Eval-time state growth across techniques. Dashed line marks the 16 MB artifact limit.

Proposed fixes.

1. Verify the distribution sums to 1.

fixing the measurement

Require the model to produce a full probability vector over all 1024 tokens at every scored position. The eval script verifies sum(probs) ≈ 1.0 before scoring. One torch.sum per position. Cost: 1–2 seconds for 62M tokens. Negligible.

probs = model.predict(context)       # [vocab_size]
assert abs(probs.sum() - 1.0) < 1e-4 # verify
nll = -torch.log(probs[correct_token])

Catches every invalid distribution.
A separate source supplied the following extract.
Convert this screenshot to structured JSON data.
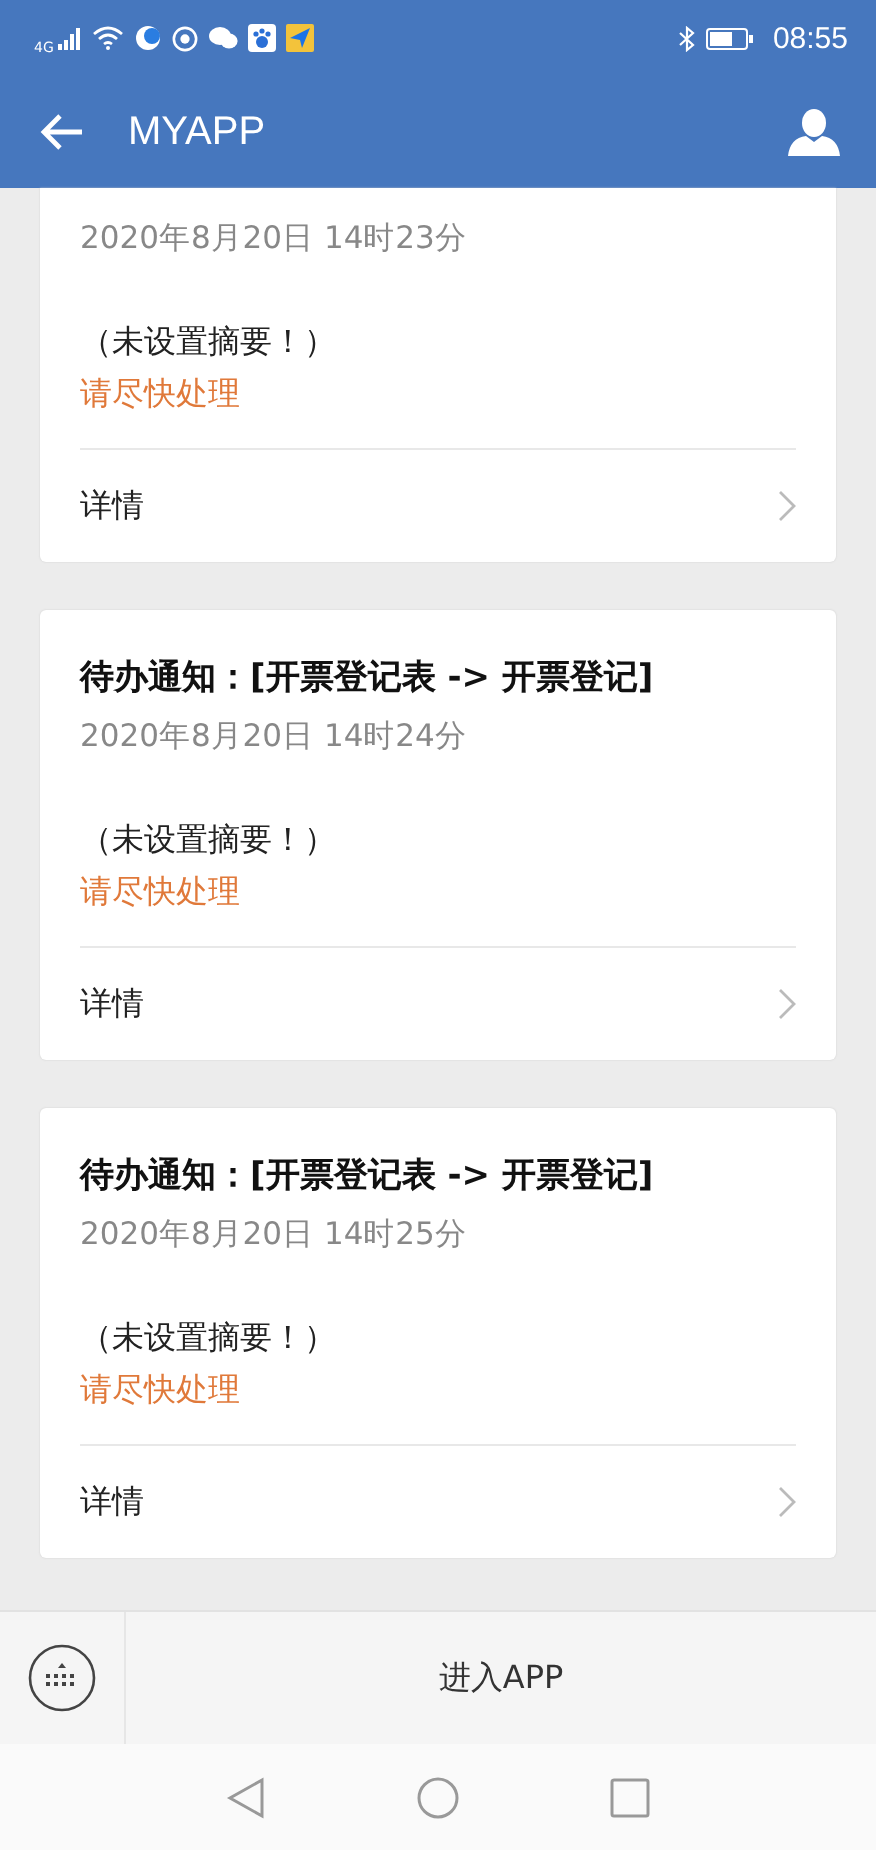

Passes everything valid: softmax outputs, linear interpolation of valid distributions, Dirichlet-Multinomial, TTT, LoRA, GPTQ. Not n-gram specific.

2. Make causality an explicit rule.

aligning with reality

The FAQ says you can only train on tokens “you've already evaluated your model on.” Two-pass rescoring (PRs #846, #853, #868, #870, #881, #888) violates this: pass 2 rescores token #100 using a cache built from tokens #101 through #62M. Making this a stated rule would clarify the intent.

3. Cap auxiliary eval-time state.

aligning with reality

Constrain auxiliary state: tensors that accumulate during eval and are not derivable from the artifact alone. Not model weights, not KV cache, not activations. A cap of ≤ 32 MB preserves everything currently approved (TTT LoRA at ~2 MB).

4. Cap per-token overhead.

aligning with reality

Eval-time techniques must not increase per-token latency by more than 50% over the base model forward pass. Base LM on 8× H100 takes 110 s. A 1.5× cap means 165 s max. The n-gram cache takes 401 s (3.6×).

Full Results

All BPB numbers below are from an invalid distribution. They measure how much P(cache_bin) inflates the correct token's probability, not how well the model compresses language.

Single-GPU configurations.

Base model: PR #728 (~1.12 BPB, 16 MB artifact). Single GPU, stride=64, FineWeb val (62M tokens).

Reported BPB across configurations. These numbers are from an invalid distribution.

Other observations.

Logistic mixing inflates less than linear

PAQ-style logistic mixing gives 0.75 (reported) vs linear’s 0.65. The logistic transform compresses the inflated ratio, reducing the artifact magnitude.

Entropy-adaptive alpha reduces the artifact

The sigmoid-gated alpha from PR #727 gives 0.65 vs fixed α=0.40 at 0.49. The entropy gate reduces α when the model is confident, which partially corrects the inflation.

Three match categories

The cache matches (a) deterministic BPE subword completion (orders 2-4), (b) common English collocations (orders 4-6), and (c) verbatim document repetition (orders 6+). With valid distributions, the genuine contribution of these matches appears small (256M-bucket result: 1.1123 vs 1.1109 baseline).